To explore gene expression of inflammatory cytokines in esophageal mucosa in patients with erosive esophagitis (EE) and non-erosive forms of GERD (NERD) and its association with data of esophageal multichannel intraluminal impedance-pH (MII-pH) measurements.
This was a single-center prospective study. Esophageal mucosa samples were taken from the lower part of the esophagus during endoscopy. Expression of interleukin (IL)-1β, IL-10, IL-18, tumor necrosis factor α (TNFA), toll-like receptor 4 (TLR4), GATA binding protein 3 (GATA3), differentiation cluster 68 (CD68) and β-2 microglobulin genes in esophageal mucosa was assessed with ImmunoQuantex assays. MII-pH measurements were performed on all the participants. Diagnosis of GERD was confirmed by the results of the MII-pH data. Based on the endoscopy, patients were allocated to the groups of EE and NERD. The control group consisted of non-symptomatic subjects with normal endoscopy and MII-pH results. We used nonparametric statistics to compare the differences between the groups. Association of expression of the mentioned genes with the results of the MII-pH data was assessed with Spearman’s rank method.
Data from 60 patients with GERD and 10 subjects of the control group were available for the analysis. Higher expression of IL-18 (5.89 ± 0.4 vs 5.28 ± 1.1, P = 0.04) and GATA3 (2.92 ± 0.86 vs 2.23 ± 0.96, P = 0.03) was found in the EE group compared to NERD. Expression of IL-1β, IL-18, TNFA, and TLR4 was lower (P < 0.05) in the control group compared to EE and NERD. Esophageal acid exposure correlated with the expression of IL-1β (Spearman’s rank r = 0.29), IL-18 (r = 0.31), TNFA (r = 0.35), GATA3 (r = 0.34), TLR4 (r = 0.29), and CD68 (r = 0.37). Mean esophageal рН correlated inversely with the expression of IL-18, TNFA, GATA3, TLR4, and CD68. No association of gene expression with the number of gastroesophageal refluxes was found.

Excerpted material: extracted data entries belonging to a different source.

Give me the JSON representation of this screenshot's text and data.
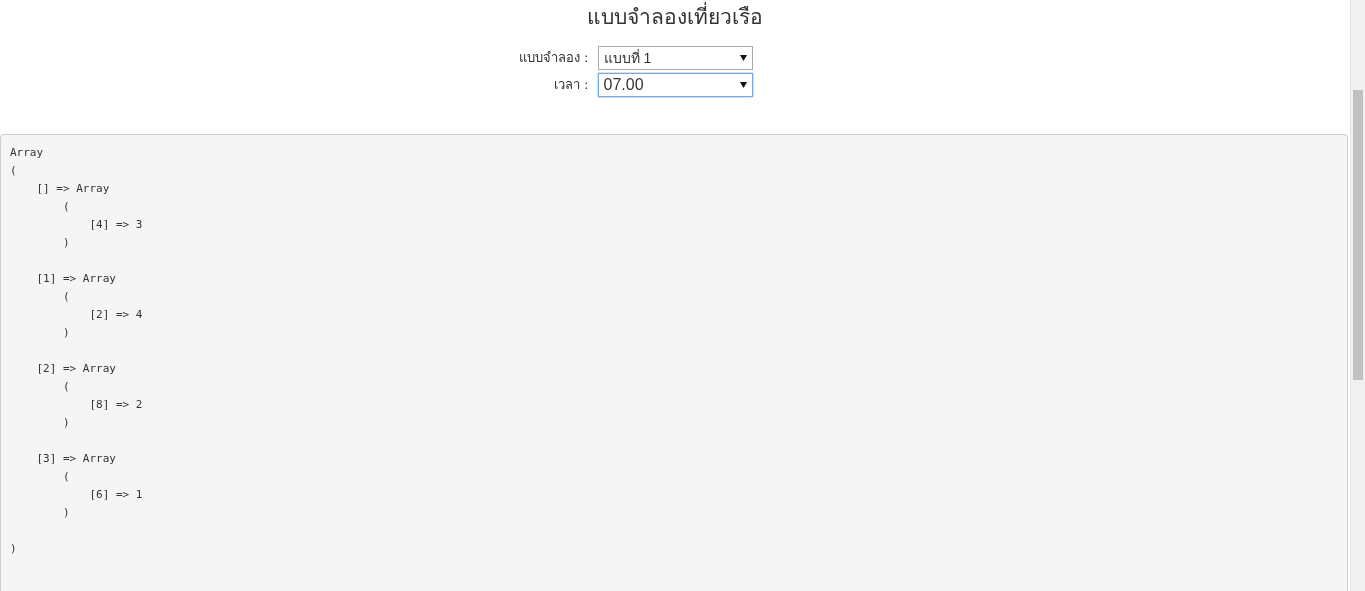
{
  "title": "แบบจำลองเที่ยวเรือ",
  "fields": [
    {
      "label": "แบบจำลอง :",
      "value": "แบบที่ 1",
      "focused": false
    },
    {
      "label": "เวลา :",
      "value": "07.00",
      "focused": true
    }
  ],
  "output": "Array\n(\n    [] => Array\n        (\n            [4] => 3\n        )\n\n    [1] => Array\n        (\n            [2] => 4\n        )\n\n    [2] => Array\n        (\n            [8] => 2\n        )\n\n    [3] => Array\n        (\n            [6] => 1\n        )\n\n)"
}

In patients with EE, local expression of IL-18 and GATA3 was higher compared to subjects with NERD. Esophageal acid exposure correlated directly with expression of IL-1β, IL-18, TNFA, TLR4, CD68, and β-2 microglobulin genes. Inverse correlation was revealed between expression of IL-18, TNFA, GATA3, TLR4, and CD68 and mean esophageal pH.
Core Tip: Local expression of cytokines may be involved in pathophysiology of different forms of gastroesophageal reflux disease. We found a different profile of local expression of cytokines in subgroups of patients with erosive esophagitis and non-erosive forms of gastroesophageal reflux disease. For the first time we have revealed a correlation between gene expression of interleukin-18, tumor necrosis factor alpha, GATA binding protein 3, toll-like receptor 4, differentiation cluster 68 and mean esophageal pH and an association of acid exposure with expression of interleukin-1β, interleukin-18, tumor necrosis factor alpha, toll-like receptor 4, differentiation cluster 68 and β-2 microglobulin.